39

Max’s audacity took Kellen’s breath away. She shoved at him. “Damn you! You could have told me you knew I wasn’t Kellen Adams!”

“I didn’t know you weren’t Kellen Adams. Not for sure.” He didn’t grin or gloat. “Not until this moment.”

She would have had to tell him. It wasn’t a secret to be kept between a husband and wife. She had wanted to tell him...but this confession would hurt. She eased away, out of his arms. “What do you know?”

“It’s not a matter of knowing. I’ve suspected, surmised, done investigations. I would like to know, to hear it from you.”

Kellen had been Kellen for so long, she didn’t even know how to explain what had happened, why it happened, how it happened.

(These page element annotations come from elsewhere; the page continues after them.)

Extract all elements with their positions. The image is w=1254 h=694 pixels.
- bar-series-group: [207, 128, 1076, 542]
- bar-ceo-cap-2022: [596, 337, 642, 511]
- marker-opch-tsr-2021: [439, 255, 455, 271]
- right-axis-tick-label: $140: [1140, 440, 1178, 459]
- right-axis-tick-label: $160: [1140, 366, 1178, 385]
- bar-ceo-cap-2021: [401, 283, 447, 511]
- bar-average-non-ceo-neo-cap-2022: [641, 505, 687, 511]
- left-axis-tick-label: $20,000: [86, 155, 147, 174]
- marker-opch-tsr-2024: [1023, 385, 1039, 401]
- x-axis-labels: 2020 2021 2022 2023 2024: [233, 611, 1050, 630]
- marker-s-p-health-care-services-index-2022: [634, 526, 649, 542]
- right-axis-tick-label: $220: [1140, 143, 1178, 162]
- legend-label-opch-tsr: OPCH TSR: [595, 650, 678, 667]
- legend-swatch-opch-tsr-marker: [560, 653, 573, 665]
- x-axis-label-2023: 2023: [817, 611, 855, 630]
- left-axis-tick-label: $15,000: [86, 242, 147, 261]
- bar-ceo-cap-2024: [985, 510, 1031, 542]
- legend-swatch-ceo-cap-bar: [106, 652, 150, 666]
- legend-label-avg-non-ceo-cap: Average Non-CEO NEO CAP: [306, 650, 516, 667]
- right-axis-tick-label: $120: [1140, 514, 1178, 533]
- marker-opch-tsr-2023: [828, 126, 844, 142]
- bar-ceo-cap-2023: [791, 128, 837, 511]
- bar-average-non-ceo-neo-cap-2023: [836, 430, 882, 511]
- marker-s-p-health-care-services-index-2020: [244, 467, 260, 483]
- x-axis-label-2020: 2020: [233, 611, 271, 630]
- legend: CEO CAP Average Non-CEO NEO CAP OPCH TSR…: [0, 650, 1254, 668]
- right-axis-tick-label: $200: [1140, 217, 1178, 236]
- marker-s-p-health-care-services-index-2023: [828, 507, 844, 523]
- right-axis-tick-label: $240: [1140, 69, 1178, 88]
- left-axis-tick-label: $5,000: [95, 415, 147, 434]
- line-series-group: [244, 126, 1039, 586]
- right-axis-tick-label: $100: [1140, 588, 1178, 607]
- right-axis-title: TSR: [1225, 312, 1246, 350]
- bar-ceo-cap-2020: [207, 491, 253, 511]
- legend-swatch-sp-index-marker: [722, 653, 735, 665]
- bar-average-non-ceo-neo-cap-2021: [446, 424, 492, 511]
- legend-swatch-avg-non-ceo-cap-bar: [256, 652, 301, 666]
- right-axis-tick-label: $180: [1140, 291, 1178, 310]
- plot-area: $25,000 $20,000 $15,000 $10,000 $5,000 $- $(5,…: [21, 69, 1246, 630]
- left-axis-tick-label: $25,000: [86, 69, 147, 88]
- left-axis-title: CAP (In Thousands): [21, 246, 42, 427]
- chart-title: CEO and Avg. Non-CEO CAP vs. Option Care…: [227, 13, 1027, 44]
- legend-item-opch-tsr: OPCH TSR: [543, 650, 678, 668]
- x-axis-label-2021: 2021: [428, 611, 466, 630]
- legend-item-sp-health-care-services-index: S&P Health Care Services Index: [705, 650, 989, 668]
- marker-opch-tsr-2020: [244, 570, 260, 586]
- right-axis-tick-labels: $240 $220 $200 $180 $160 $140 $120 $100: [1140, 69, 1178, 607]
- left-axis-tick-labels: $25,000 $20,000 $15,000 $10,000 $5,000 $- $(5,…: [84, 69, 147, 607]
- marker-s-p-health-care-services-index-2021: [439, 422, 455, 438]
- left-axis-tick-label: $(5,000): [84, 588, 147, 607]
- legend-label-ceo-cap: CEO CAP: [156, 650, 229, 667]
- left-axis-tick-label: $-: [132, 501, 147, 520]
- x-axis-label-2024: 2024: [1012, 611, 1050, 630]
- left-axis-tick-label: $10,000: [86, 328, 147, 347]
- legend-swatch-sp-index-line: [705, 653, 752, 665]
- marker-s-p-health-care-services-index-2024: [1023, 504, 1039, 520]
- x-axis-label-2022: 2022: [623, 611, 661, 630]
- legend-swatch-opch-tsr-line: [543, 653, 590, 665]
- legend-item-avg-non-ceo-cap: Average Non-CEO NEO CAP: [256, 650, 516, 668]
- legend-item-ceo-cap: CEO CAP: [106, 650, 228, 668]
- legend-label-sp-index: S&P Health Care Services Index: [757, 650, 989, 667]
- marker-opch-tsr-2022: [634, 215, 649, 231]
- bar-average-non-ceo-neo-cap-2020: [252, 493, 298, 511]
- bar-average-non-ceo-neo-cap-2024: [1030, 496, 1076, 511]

Briefly, she supposed, was best, and without a display of grief and tragedy. “I was married. He beat me.”

Max tried to put his arm around her again.

“No.” She stopped him with a gesture. “You can’t do that. You can’t be nice to me. Not if you want me to tell the story.” Because she would cry the old tears again.

He took his arm away.

She continued, “My cousin was Kellen.”

“Kellen Rae.”

“Yes. She came to visit. She realized what he was doing to me. She was determined to rescue me.”

Max’s focus never wavered. “Who were you? Tell me.”

“I was—am—Cecilia. I was a coward, afraid to face him. My husband, Gregory Lykke, the only son of a proud and wealthy New England family. Crazy, all of them. Murderous and cruel.” She reminded him, “You met his sister.”

“She deserved that death.”

“Yes.” Kellen nodded. “Gregory suspected I was going to leave him. He tried to kill me and himself. He killed my cousin instead. And himself. I ran.”

“And lived on the streets and eventually saved Annabella, met me and we fell in love.”

“That’s the whole story.”

“And you kept Kellen’s identification papers through your whole ordeal.”

“I had to keep her papers. She was so practical, and those papers proved she had walked on this earth, gone to school, graduated with a degree, been on the verge of life!” She took a long breath. “I didn’t mean for anyone to think I was Kellen. I mean, not forever. At first I was simply trying to get away from the Lykke family, from Gregory’s horrible sister and his weak mother. Then I found you, and I began to feel safe.”

“And I looked at the papers and assumed you were Kellen, and when you found out, you ran. Ettore shot you, and when you recovered consciousness, you used the papers to join the Army.”

“That made me Kellen forever, because lying to the federal government and the US military would result in jail time.”

“Yeah.” He put the truck in first gear and pulled back onto the highway. “Let’s think on that. Then let me check my connections and we’ll see if we can make all this legal.”

She gave a brief spurt of laughter. “Of course. Your connections!”

“One more question—there’s no one else left alive in the Lykke family, right? After Gregory’s sister died, that was it?”

“They’re all dead. A scourge wiped from the earth. They can’t hurt me now.”